RALEIGH — Salix Pharmaceuticals, which was acquired April 1 by Laval, Quebec-based Valeant Pharmaceuticals for about $11.1 billion, will lay off 258 workers by Oct. 30. The drugmaker will provide a minimum of one year’s severance for affected workers, including some in management and administrative roles.
ABERDEEN — Reliance Packaging, a division of Lyndhurst, N.J.-based Sigma Plastics Group, will add 48 jobs to its 12 over the next three years in a plant expansion. The company, which makes plastic bags for the lawn-and-garden industry, will invest $3.5 million and will receive up to $52,000 in state grants if it meets job-creation targets. The new jobs will pay an average annual wage of $31,250, lower than Moore County’s $37,585.
CARY — The Pantry has begun laying off 250 people at offices here and in Sanford as a result of its sale to Canada-based Alimentation Couche-Tard. The layoffs will occur over 18 months. The Pantry, which operates more than 1,500 convenience stores in 13 states primarily as Kangaroo Express, employed about 3,600 in North Carolina prior to the layoffs.

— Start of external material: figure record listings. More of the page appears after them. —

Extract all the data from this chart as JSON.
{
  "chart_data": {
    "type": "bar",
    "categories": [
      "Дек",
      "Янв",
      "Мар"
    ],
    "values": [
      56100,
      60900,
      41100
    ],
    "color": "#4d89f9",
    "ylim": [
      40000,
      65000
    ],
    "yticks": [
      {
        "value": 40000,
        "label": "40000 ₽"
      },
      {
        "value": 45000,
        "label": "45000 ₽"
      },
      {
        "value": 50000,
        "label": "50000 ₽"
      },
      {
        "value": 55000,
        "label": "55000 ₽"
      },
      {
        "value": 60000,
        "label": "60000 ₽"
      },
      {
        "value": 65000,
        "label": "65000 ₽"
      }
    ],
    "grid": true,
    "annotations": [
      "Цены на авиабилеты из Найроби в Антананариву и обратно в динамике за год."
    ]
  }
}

DURHAM — GlaxoSmithKline will eliminate 180 jobs during the first half of the year. Most of the affected jobs are in sales, marketing, management and operations. The London-based drugmaker announced in December it would lay off 900 people in its research and development unit by the end of 2015, though roughly half of those employees would be offered jobs at a new business unit. GSK employed about 5,350 in the state in December 2014.